Les manifestations ont marqué les trois mois depuis l'effondrement d'un auvent à la gare de Novi Sad que beaucoup attribuent à la corruption du gouvernement.
Les étudiants serbes ont mené une manifestation de masse et bloqué les ponts sur le Danube dans la ville de Novi Sad, dans le nord du pays, samedi, attirant des dizaines de milliers de personnes dans les rues pour exprimer leur colère contre les dirigeants populistes du pays et appeler au changement.
Samedi, trois mois se sont écoulés depuis l'effondrement d'un immense auvent en béton à la gare principale de Novi Sad, qui a fait 15 morts. L'accident, survenu le 1ᵉʳ novembre, a déclenché un vaste mouvement de lutte contre la corruption et des mois de manifestations de rue menées par des étudiants.
De nombreuses personnes en Serbie pensent que l'effondrement a été essentiellement causé par la corruption du gouvernement dans le cadre d'un grand projet d'infrastructure avec des entreprises d'État chinoises.
Les critiques estiment que la corruption a conduit à un travail bâclé lors de la reconstruction de la gare de Novi Sad, à une mauvaise surveillance et au non-respect des règles de sécurité existantes. Cette affaire est devenue le symbole d'un mécontentement plus général à l'égard de l'État de droit en Serbie.
Des dizaines de milliers de personnes ont convergé vers Novi Sad pour les blocages, baptisés « Trois mois - trois ponts ». L'un d'entre eux devrait se prolonger jusqu'à dimanche.
Dès le début des blocages, des ponts entiers et les rues avoisinantes ont été inondés de personnes, tandis que beaucoup d'autres se tenaient sur les berges en contrebas. Des étudiants gardiens autoproclamés ont dû contrôler le nombre de personnes marchant sur les ponts pour des raisons de sécurité.
« Après une longue période, nous pouvons ressentir une énergie positive dans l'air, dans les rues, parmi les gens », a déclaré Slavica Nikolic, une habitante du quartier.
« Lorsque je parle aux gens, j'ai l'impression que l'espoir s'est réveillé », a-t-elle déclaré. « Nous nous souvenons bien des moments les plus difficiles.
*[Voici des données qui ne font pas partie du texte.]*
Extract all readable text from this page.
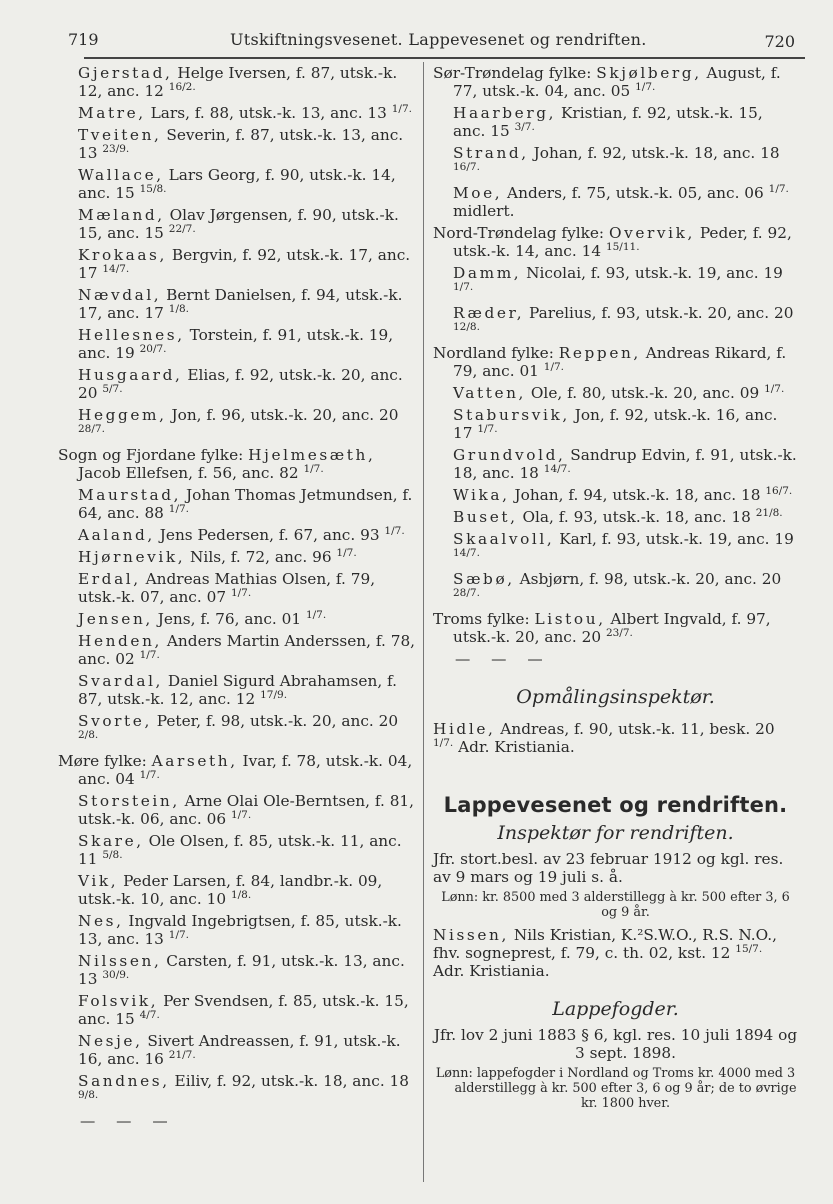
719	Utskiftningsvesenet. Lappevesenet og rendriften.	720
Gjerstad, Helge Iversen, f. 87, utsk.-k. 12, anc. 12 $^{16/2.}$
Matre, Lars, f. 88, utsk.-k. 13, anc. 13 $^{1/7.}$
Tveiten, Severin, f. 87, utsk.-k. 13, anc. 13 $^{23/9.}$
Wallace, Lars Georg, f. 90, utsk.-k. 14, anc. 15 $^{15/8.}$
Mæland, Olav Jørgensen, f. 90, utsk.-k. 15, anc. 15 $^{22/7.}$
Krokaas, Bergvin, f. 92, utsk.-k. 17, anc. 17 $^{14/7.}$
Nævdal, Bernt Danielsen, f. 94, utsk.-k. 17, anc. 17 $^{1/8.}$
Hellesnes, Torstein, f. 91, utsk.-k. 19, anc. 19 $^{20/7.}$
Husgaard, Elias, f. 92, utsk.-k. 20, anc. 20 $^{5/7.}$
Heggem, Jon, f. 96, utsk.-k. 20, anc. 20 $^{28/7.}$
Sogn og Fjordane fylke: Hjelmesæth, Jacob Ellefsen, f. 56, anc. 82 $^{1/7.}$
Maurstad, Johan Thomas Jetmundsen, f. 64, anc. 88 $^{1/7.}$
Aaland, Jens Pedersen, f. 67, anc. 93 $^{1/7.}$
Hjørnevik, Nils, f. 72, anc. 96 $^{1/7.}$
Erdal, Andreas Mathias Olsen, f. 79, utsk.-k. 07, anc. 07 $^{1/7.}$
Jensen, Jens, f. 76, anc. 01 $^{1/7.}$
Henden, Anders Martin Anderssen, f. 78, anc. 02 $^{1/7.}$
Svardal, Daniel Sigurd Abrahamsen, f. 87, utsk.-k. 12, anc. 12 $^{17/9.}$
Svorte, Peter, f. 98, utsk.-k. 20, anc. 20 $^{2/8.}$
Møre fylke: Aarseth, Ivar, f. 78, utsk.-k. 04, anc. 04 $^{1/7.}$
Storstein, Arne Olai Ole-Berntsen, f. 81, utsk.-k. 06, anc. 06 $^{1/7.}$
Skare, Ole Olsen, f. 85, utsk.-k. 11, anc. 11 $^{5/8.}$
Vik, Peder Larsen, f. 84, landbr.-k. 09, utsk.-k. 10, anc. 10 $^{1/8.}$
Nes, Ingvald Ingebrigtsen, f. 85, utsk.-k. 13, anc. 13 $^{1/7.}$
Nilssen, Carsten, f. 91, utsk.-k. 13, anc. 13 $^{30/9.}$
Folsvik, Per Svendsen, f. 85, utsk.-k. 15, anc. 15 $^{4/7.}$
Nesje, Sivert Andreassen, f. 91, utsk.-k. 16, anc. 16 $^{21/7.}$
Sandnes, Eiliv, f. 92, utsk.-k. 18, anc. 18 $^{9/8.}$
— — —
Sør-Trøndelag fylke: Skjølberg, August, f. 77, utsk.-k. 04, anc. 05 $^{1/7.}$
Haarberg, Kristian, f. 92, utsk.-k. 15, anc. 15 $^{3/7.}$
Strand, Johan, f. 92, utsk.-k. 18, anc. 18 $^{16/7.}$
Moe, Anders, f. 75, utsk.-k. 05, anc. 06 $^{1/7.}$ midlert.
Nord-Trøndelag fylke: Overvik, Peder, f. 92, utsk.-k. 14, anc. 14 $^{15/11.}$
Damm, Nicolai, f. 93, utsk.-k. 19, anc. 19 $^{1/7.}$
Ræder, Parelius, f. 93, utsk.-k. 20, anc. 20 $^{12/8.}$
Nordland fylke: Reppen, Andreas Rikard, f. 79, anc. 01 $^{1/7.}$
Vatten, Ole, f. 80, utsk.-k. 20, anc. 09 $^{1/7.}$
Stabursvik, Jon, f. 92, utsk.-k. 16, anc. 17 $^{1/7.}$
Grundvold, Sandrup Edvin, f. 91, utsk.-k. 18, anc. 18 $^{14/7.}$
Wika, Johan, f. 94, utsk.-k. 18, anc. 18 $^{16/7.}$
Buset, Ola, f. 93, utsk.-k. 18, anc. 18 $^{21/8.}$
Skaalvoll, Karl, f. 93, utsk.-k. 19, anc. 19 $^{14/7.}$
Sæbø, Asbjørn, f. 98, utsk.-k. 20, anc. 20 $^{28/7.}$
Troms fylke: Listou, Albert Ingvald, f. 97, utsk.-k. 20, anc. 20 $^{23/7.}$
— — —
Opmålingsinspektør.
Hidle, Andreas, f. 90, utsk.-k. 11, besk. 20 $^{1/7.}$ Adr. Kristiania.
Lappevesenet og rendriften.
Inspektør for rendriften.
Jfr. stort.besl. av 23 februar 1912 og kgl. res. av 9 mars og 19 juli s. å.
Lønn: kr. 8500 med 3 alderstillegg à kr. 500 efter 3, 6 og 9 år.
Nissen, Nils Kristian, K.²S.W.O., R.S. N.O., fhv. sogneprest, f. 79, c. th. 02, kst. 12 $^{15/7.}$ Adr. Kristiania.
Lappefogder.
Jfr. lov 2 juni 1883 § 6, kgl. res. 10 juli 1894 og 3 sept. 1898.
Lønn: lappefogder i Nordland og Troms kr. 4000 med 3 alderstillegg à kr. 500 efter 3, 6 og 9 år; de to øvrige kr. 1800 hver.
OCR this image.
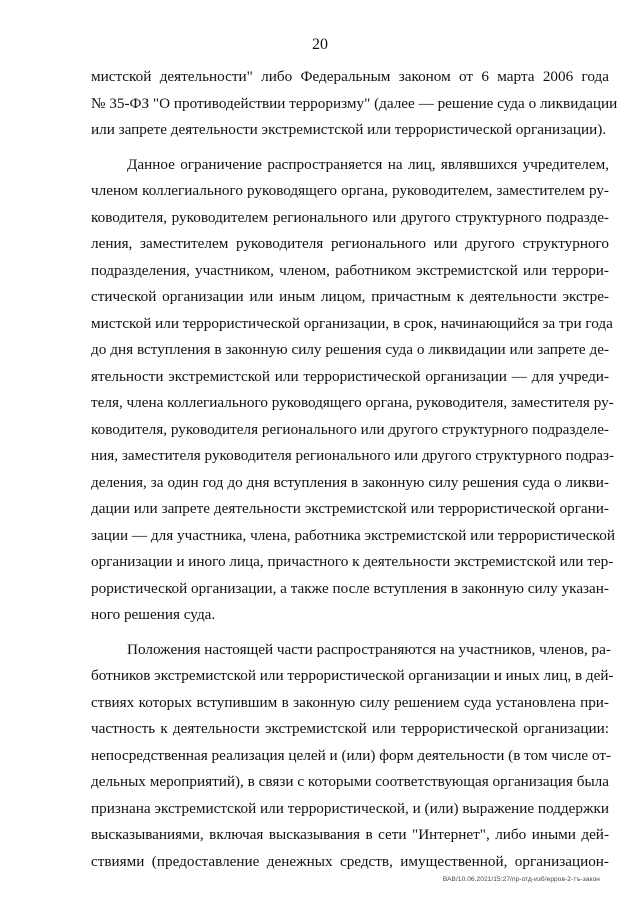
20
мистской деятельности" либо Федеральным законом от 6 марта 2006 года
№ 35-ФЗ "О противодействии терроризму" (далее — решение суда о ликвидации
или запрете деятельности экстремистской или террористической организации).
Данное ограничение распространяется на лиц, являвшихся учредителем,
членом коллегиального руководящего органа, руководителем, заместителем ру-
ководителя, руководителем регионального или другого структурного подразде-
ления, заместителем руководителя регионального или другого структурного
подразделения, участником, членом, работником экстремистской или террори-
стической организации или иным лицом, причастным к деятельности экстре-
мистской или террористической организации, в срок, начинающийся за три года
до дня вступления в законную силу решения суда о ликвидации или запрете де-
ятельности экстремистской или террористической организации — для учреди-
теля, члена коллегиального руководящего органа, руководителя, заместителя ру-
ководителя, руководителя регионального или другого структурного подразделе-
ния, заместителя руководителя регионального или другого структурного подраз-
деления, за один год до дня вступления в законную силу решения суда о ликви-
дации или запрете деятельности экстремистской или террористической органи-
зации — для участника, члена, работника экстремистской или террористической
организации и иного лица, причастного к деятельности экстремистской или тер-
рористической организации, а также после вступления в законную силу указан-
ного решения суда.
Положения настоящей части распространяются на участников, членов, ра-
ботников экстремистской или террористической организации и иных лиц, в дей-
ствиях которых вступившим в законную силу решением суда установлена при-
частность к деятельности экстремистской или террористической организации:
непосредственная реализация целей и (или) форм деятельности (в том числе от-
дельных мероприятий), в связи с которыми соответствующая организация была
признана экстремистской или террористической, и (или) выражение поддержки
высказываниями, включая высказывания в сети "Интернет", либо иными дей-
ствиями (предоставление денежных средств, имущественной, организацион-
ВАВ/10.06.2021/15:27/пр-отд-изб/ерров-2-тъ-закон
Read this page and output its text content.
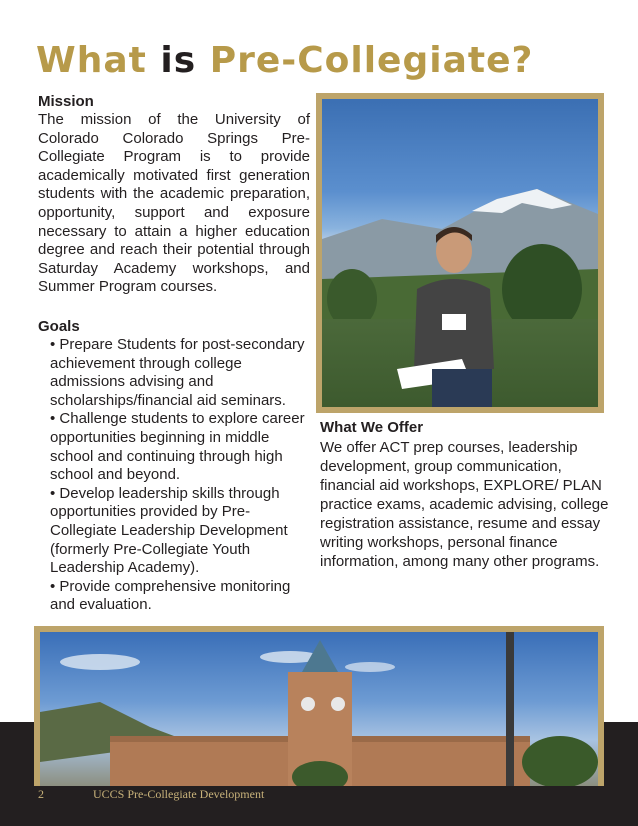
What is Pre-Collegiate?
Mission
The mission of the University of Colorado Colorado Springs Pre-Collegiate Program is to provide academically motivated first generation students with the academic preparation, opportunity, support and exposure necessary to attain a higher education degree and reach their potential through Saturday Academy workshops, and Summer Program courses.
Goals
• Prepare Students for post-secondary achievement through college admissions advising and scholarships/financial aid seminars.
• Challenge students to explore career opportunities beginning in middle school and continuing through high school and beyond.
• Develop leadership skills through opportunities provided by Pre-Collegiate Leadership Development (formerly Pre-Collegiate Youth Leadership Academy).
• Provide comprehensive monitoring and evaluation.
What We Offer
We offer ACT prep courses, leadership development, group communication, financial aid workshops, EXPLORE/ PLAN practice exams, academic advising, college registration assistance, resume and essay writing workshops, personal finance information, among many other programs.
2	UCCS Pre-Collegiate Development
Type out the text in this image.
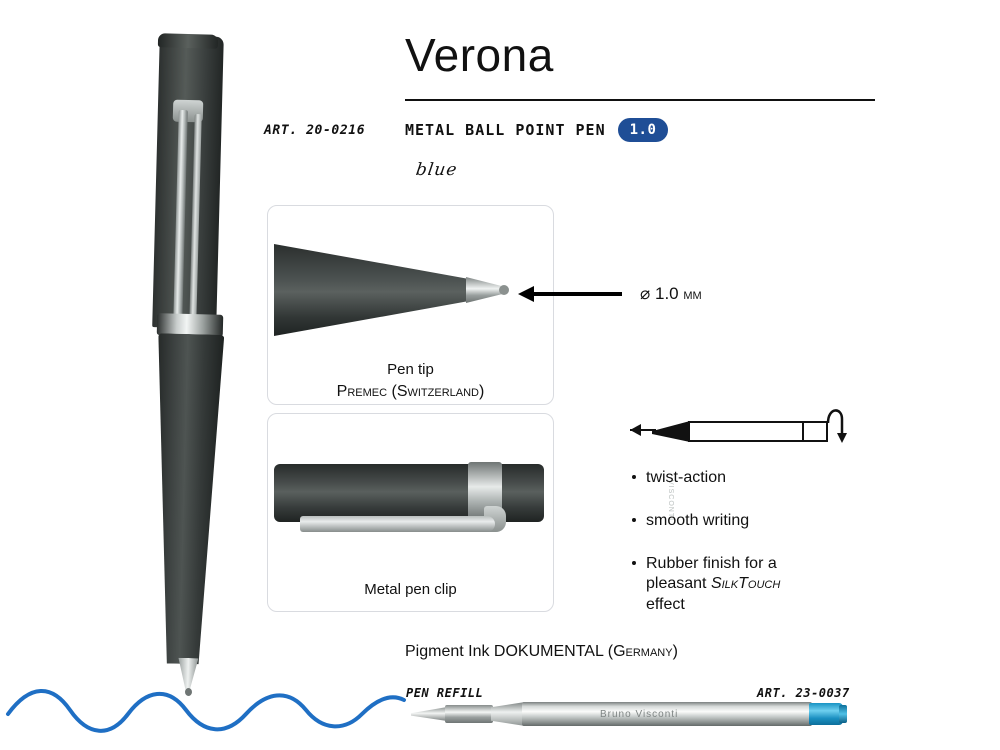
Verona
ART. 20-0216	METAL BALL POINT PEN	1.0
blue
Pen tip
Premec (Switzerland)
⌀ 1.0 мм
VISCONTI
Metal pen clip
twist-action
smooth writing
Rubber finish for a
pleasant SilkTouch
effect
Pigment Ink DOKUMENTAL (Germany)
PEN REFILL	ART. 23-0037
Bruno Visconti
C'est enfin une sorte de nouvel espoir, que quelque chose de bon va se produire dans ce pays ».
Les routes menant à la ville étaient encombrées de voitures avant le rassemblement, les gens essayant de rejoindre Novi Sad depuis Belgrade et d'autres villes serbes.
Des tracteurs ont roulé dans les rues de la ville, tandis que des agriculteurs ont précédé les trois colonnes d'étudiants qui se dirigeaient vers les trois ponts et que des milliers d'habitants les acclamaient tout au long du parcours. Beaucoup portaient des drapeaux serbes dans la foule ou des banderoles sur lesquelles on pouvait lire « Trois mois » ou « Nous défendons la liberté ».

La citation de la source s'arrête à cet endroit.